The concurrent achievement of several important milestones of the JT-60SA project was celebrated by some 200 high-level European and Japanese guests at the JT-60SA project site in Naka, Japan, on 20 April. The JT-60SA project is a “satellite” to the international ITER project and aims to model proposals for optimising plasma operation and investigate advanced plasma modes that could be tested on ITER or used later on DEMO. This satellite tokamak programme was established in 1997 as one of three joint projects between Europe and Japan within the Broader Approach Agreement.
Hosted by the Japanese Atomic Energy Agency (JAEA), the Japanese Implementing Agency for Broader Approach activities, the event was in celebration of the excellent progress achieved to date, with the coincidence of four major achievements. Interest in the project was clearly high – the celebration and the reasons behind it were also covered in several print, online and audio-visual media reports.
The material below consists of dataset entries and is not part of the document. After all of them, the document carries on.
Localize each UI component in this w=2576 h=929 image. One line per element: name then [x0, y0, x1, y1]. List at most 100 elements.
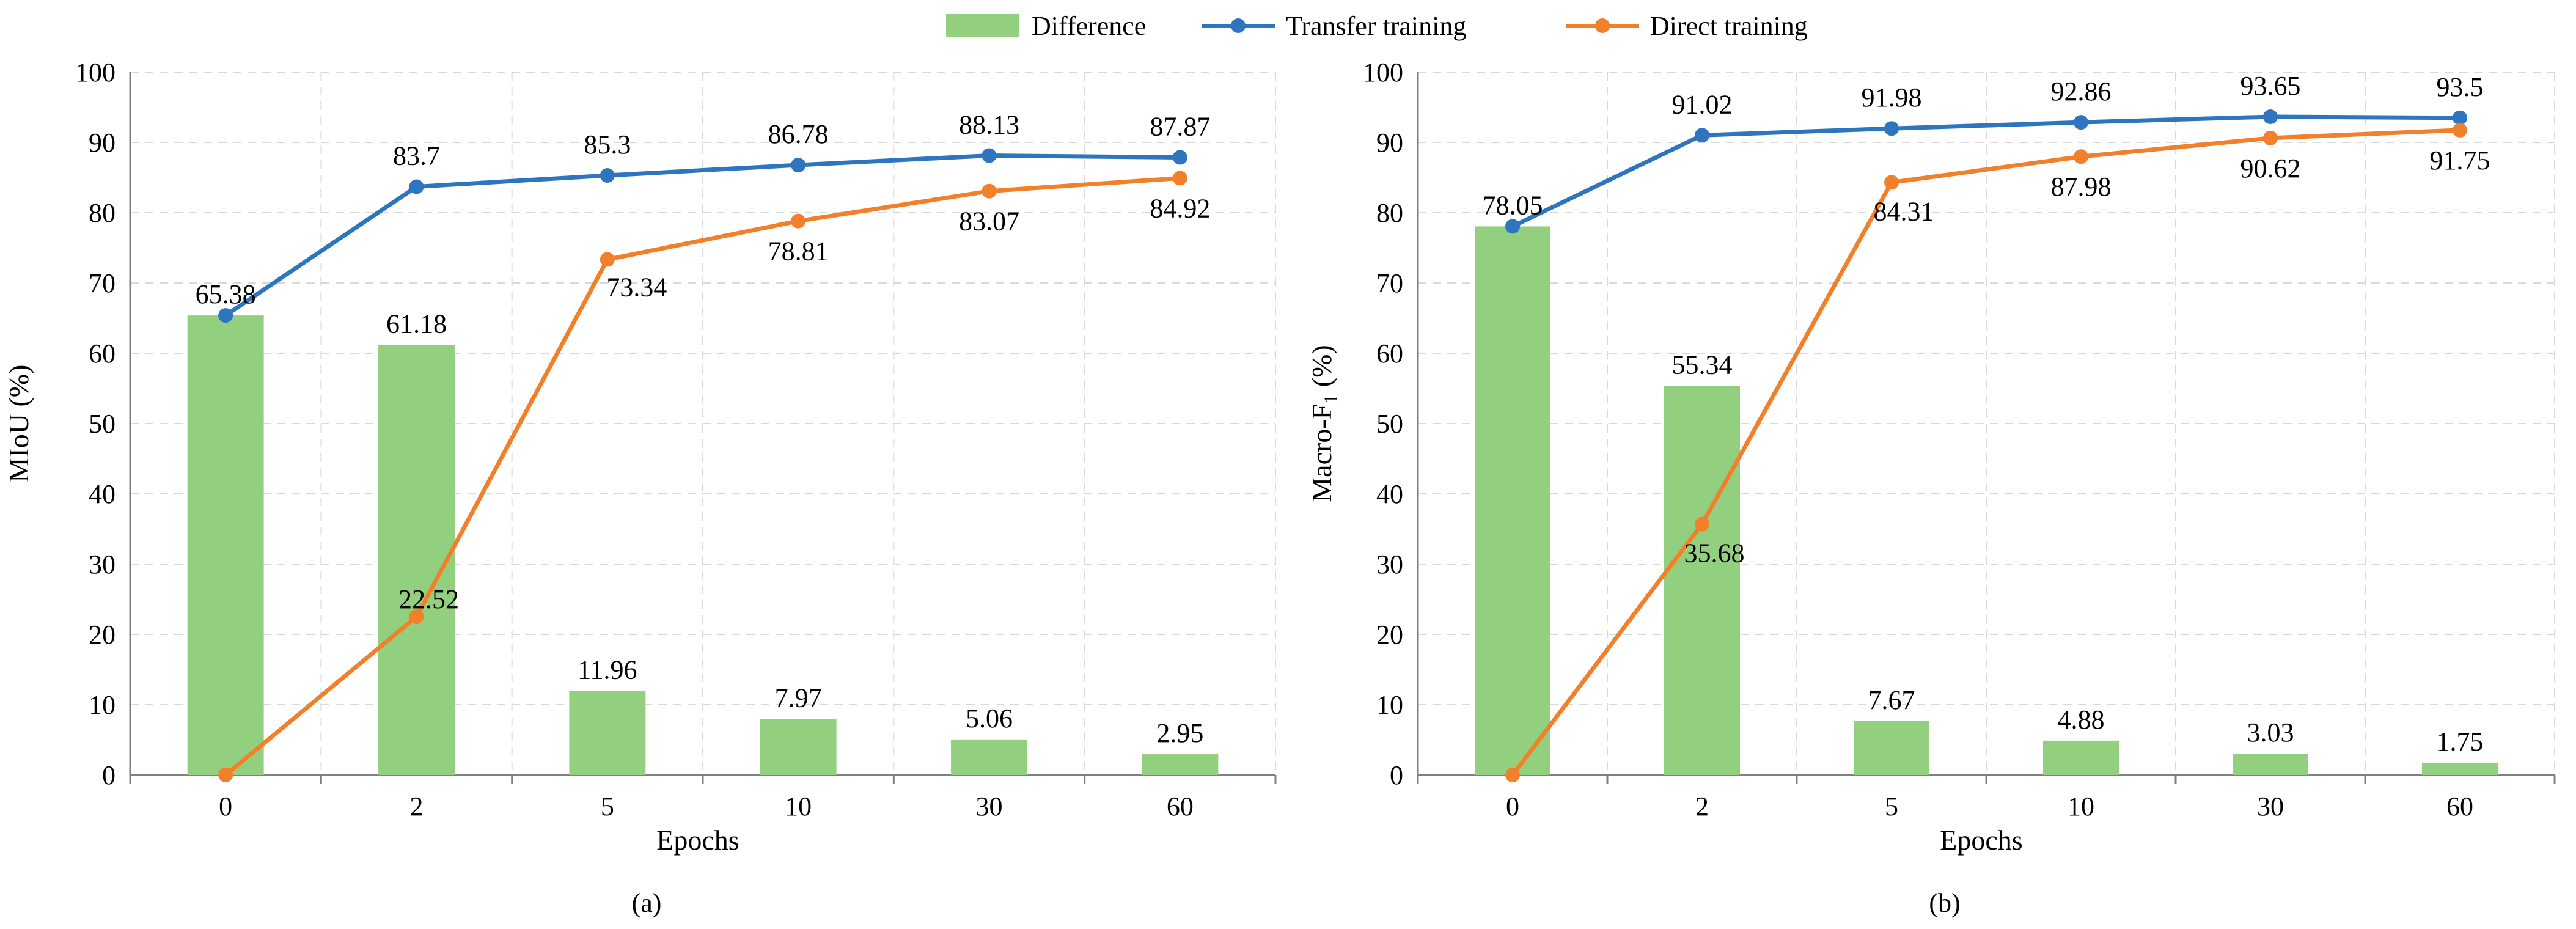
point-direct-training	[1884, 175, 1899, 190]
legend-swatch-transfer	[1202, 7, 1275, 44]
x-tick-label: 5	[1885, 791, 1898, 821]
data-label-direct: 84.92	[1150, 193, 1210, 223]
y-tick-label: 50	[1376, 409, 1403, 439]
x-tick-label: 2	[410, 791, 424, 821]
point-transfer-training	[2074, 115, 2088, 130]
y-axis-title-text: Macro-F	[1306, 404, 1337, 502]
legend-label-difference: Difference	[1032, 10, 1147, 41]
data-label-difference: 2.95	[1156, 718, 1203, 748]
legend-swatch-difference	[946, 14, 1019, 37]
line-transfer-training	[224, 153, 1180, 318]
y-axis-title: Macro-F1 (%)	[1306, 345, 1341, 502]
y-tick-label: 40	[1376, 479, 1403, 509]
y-tick-label: 100	[75, 57, 116, 87]
legend-label-direct: Direct training	[1650, 10, 1808, 41]
data-label-direct: 83.07	[959, 207, 1019, 237]
chart-legend: Difference Transfer training Direct trai…	[0, 0, 2576, 55]
y-tick-label: 0	[1390, 760, 1403, 790]
data-label-difference: 4.88	[2058, 705, 2105, 735]
y-tick-label: 90	[89, 128, 116, 158]
x-axis-title: Epochs	[656, 824, 739, 856]
y-axis-title-text: MIoU (%)	[3, 365, 34, 483]
point-direct-training	[1695, 516, 1709, 532]
data-label-difference: 61.18	[386, 309, 447, 339]
point-transfer-training	[1884, 121, 1899, 136]
bar-difference	[2233, 754, 2308, 775]
data-label-difference: 7.67	[1868, 685, 1915, 715]
y-tick-label: 50	[89, 409, 116, 439]
x-tick-label: 5	[601, 791, 614, 821]
data-label-direct: 87.98	[2051, 172, 2112, 202]
point-transfer-training	[791, 158, 806, 173]
y-axis-title-unit: (%)	[1306, 345, 1337, 394]
line-direct-training	[1511, 128, 2460, 777]
point-direct-training	[982, 183, 997, 199]
data-label-transfer: 83.7	[393, 141, 440, 171]
data-label-direct: 35.68	[1684, 538, 1745, 568]
y-tick-label: 30	[1376, 549, 1403, 579]
y-tick-label: 30	[89, 549, 116, 579]
point-transfer-training	[1172, 150, 1187, 165]
point-transfer-training	[1505, 219, 1520, 234]
y-tick-label: 10	[1376, 690, 1403, 720]
y-tick-label: 80	[89, 198, 116, 228]
data-label-difference: 65.38	[196, 279, 256, 309]
data-label-transfer: 92.86	[2051, 76, 2112, 106]
legend-item-difference: Difference	[946, 7, 1146, 44]
data-label-direct: 84.31	[1874, 196, 1934, 226]
bar-difference	[951, 739, 1027, 775]
y-tick-label: 0	[102, 760, 116, 790]
y-tick-label: 60	[89, 339, 116, 369]
data-label-transfer: 93.5	[2437, 72, 2484, 102]
point-direct-training	[2453, 122, 2467, 138]
bar-difference	[2422, 762, 2498, 775]
bar-difference	[378, 345, 455, 775]
x-axis-title: Epochs	[1940, 824, 2022, 856]
y-axis-title-subscript: 1	[1319, 394, 1341, 404]
data-label-transfer: 91.98	[1862, 83, 1922, 112]
y-tick-label: 40	[89, 479, 116, 509]
data-label-difference: 5.06	[966, 703, 1013, 733]
data-label-transfer: 91.02	[1672, 89, 1733, 119]
point-transfer-training	[218, 308, 233, 323]
y-tick-label: 80	[1376, 198, 1403, 228]
data-label-difference: 1.75	[2437, 727, 2484, 757]
data-label-direct: 78.81	[768, 237, 829, 266]
point-direct-training	[1172, 171, 1187, 186]
y-axis-title: MIoU (%)	[3, 365, 34, 483]
x-tick-label: 60	[2446, 791, 2473, 821]
x-tick-label: 10	[2068, 791, 2094, 821]
y-tick-label: 90	[1376, 128, 1403, 158]
bar-difference	[2043, 740, 2119, 775]
bar-difference	[569, 691, 646, 775]
chart-panel-b: 0 10 20 30 40 50 60 70 80 90 100 0 2 5 10 30 60 Epochs (b)…	[1306, 57, 2556, 918]
point-direct-training	[1505, 768, 1520, 782]
data-label-direct: 73.34	[606, 273, 667, 303]
point-direct-training	[600, 252, 615, 267]
point-transfer-training	[1695, 128, 1709, 143]
data-label-direct: 22.52	[398, 584, 459, 614]
x-tick-label: 30	[2257, 791, 2284, 821]
y-tick-label: 20	[89, 620, 116, 650]
y-tick-label: 100	[1363, 57, 1403, 87]
bar-difference	[1142, 754, 1219, 775]
y-tick-label: 70	[89, 268, 116, 298]
chart-panel-a: 0 10 20 30 40 50 60 70 80 90 100 0 2 5 10 30 60 Epochs (a)…	[3, 57, 1277, 918]
data-label-transfer: 87.87	[1150, 111, 1210, 141]
point-transfer-training	[600, 168, 615, 183]
bar-difference	[1475, 226, 1550, 775]
point-direct-training	[409, 609, 424, 625]
data-label-transfer: 93.65	[2240, 71, 2301, 101]
data-label-direct: 91.75	[2430, 145, 2490, 175]
line-transfer-training	[1511, 114, 2460, 229]
x-tick-label: 30	[976, 791, 1003, 821]
data-label-difference: 11.96	[578, 655, 637, 685]
point-transfer-training	[2453, 110, 2467, 125]
data-label-difference: 78.05	[1483, 190, 1543, 220]
legend-item-transfer: Transfer training	[1202, 7, 1466, 44]
x-tick-label: 2	[1695, 791, 1709, 821]
y-tick-label: 60	[1376, 339, 1403, 369]
point-transfer-training	[2263, 109, 2278, 125]
y-tick-label: 70	[1376, 268, 1403, 298]
y-tick-label: 20	[1376, 620, 1403, 650]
Yutaka Kamada, the Japanese home team project manager and Pietro Barabaschi, the European home team project manager and acting Director of Fusion for Energy, welcomed the guests and acted as masters of ceremony. Addresses by high ranking representatives of the Japanese government, European Embassies and the European Commission expressed satisfaction with the contributions of all institutions involved, and drew attention to the mutual trust that had developed between the partners. Finally the Project Leader of JT-60SA, Hiroshi Shirai, gave an overview of the state of the project. After a tree planting ceremony, guided tours of the site offered visitors the opportunity to see for themselves the state of technical achievements in the different areas.
Several important milestones of the JT-60SA project was celebrated by some 200 high-level European and Japanese guests at the JT-60SA project site in Naka, Japan.
The first achievement concerned the assembly of 17 out of 18 sectors of the plasma vessel (the double-walled vacuum vessel which will enclose the 100 million degrees hot plasma). This large vessel 6.6 m high and 10 m in diameter was manufactured by Toshiba as part of JAEA´s contribution to the JT-60SA project. All stringent pressure and leak tests have been passed successfully and all tight manufacturing tolerances have been maintained.
The second achievement was the completion of the installation and testing of the quench protection system for the superconducting coils, which create a magnetic bottle to confine the plasma for the fusion reaction. If, for whatever reason, part of the coils stop being superconducting, the quench protection system avoids overheating of the coils by immediately discharging their stored electromagnetic energy into a set of resistors. The system is composed of 13 units applying the most advanced hybrid mechanical-static circuit breaker technology to interrupt currents of more than 25 kA at voltages of about 5 kV. It was procured by Italian CNR acting through Consorzio RFX in Padua. The contractor was Nidec ASI company. The system has just been installed and commissioned at JAEA, and the acceptance tests are being completed in April according to the agreed schedule before ownership is transferred to JAEA.
The third achievement was the arrival of the main subsystems of the cryogenic system on site. The cryogenic system is a very powerful fridge able to reach temperatures close to absolute zero (-269 degrees C). This system is provided by the French CEA Grenoble through their contractor Air Liquide Advanced Technologies. The main duty of the cryogenic system is to maintain the magnetic coils in a superconducting state. At the end of March all subsystems of the cryogenic system arrived in Japan and are now being assembled and commissioned. Just beforehand, again on schedule, JAEA finished construction of a new compressor building and the refurbishment of an existing hall for the refrigerator coldboxes.
The electrical connection between the warm power cables of the magnet power supply and the cold superconducting electrical network of the coils is realised by special helium-cooled connectors, so-called current leads. Twenty-six such current leads are being developed, manufactured and tested in a dedicated test facility by Karlsruhe Institute of Technology (KIT) in Germany. The current leads use high-temperature superconductor (HTS) tapes to reduce the resistive losses while creating a thermal barrier to reduce the heat flow to the very cold electrical networks. After their successful test at nominal operation conditions, KIT delivered the first two HTS current leads very recently to JAEA – the fourth achievement. The remaining current leads are in different advanced stages of construction and testing and will be delivered subsequently.
The first two HTS current leads delivered by KIT.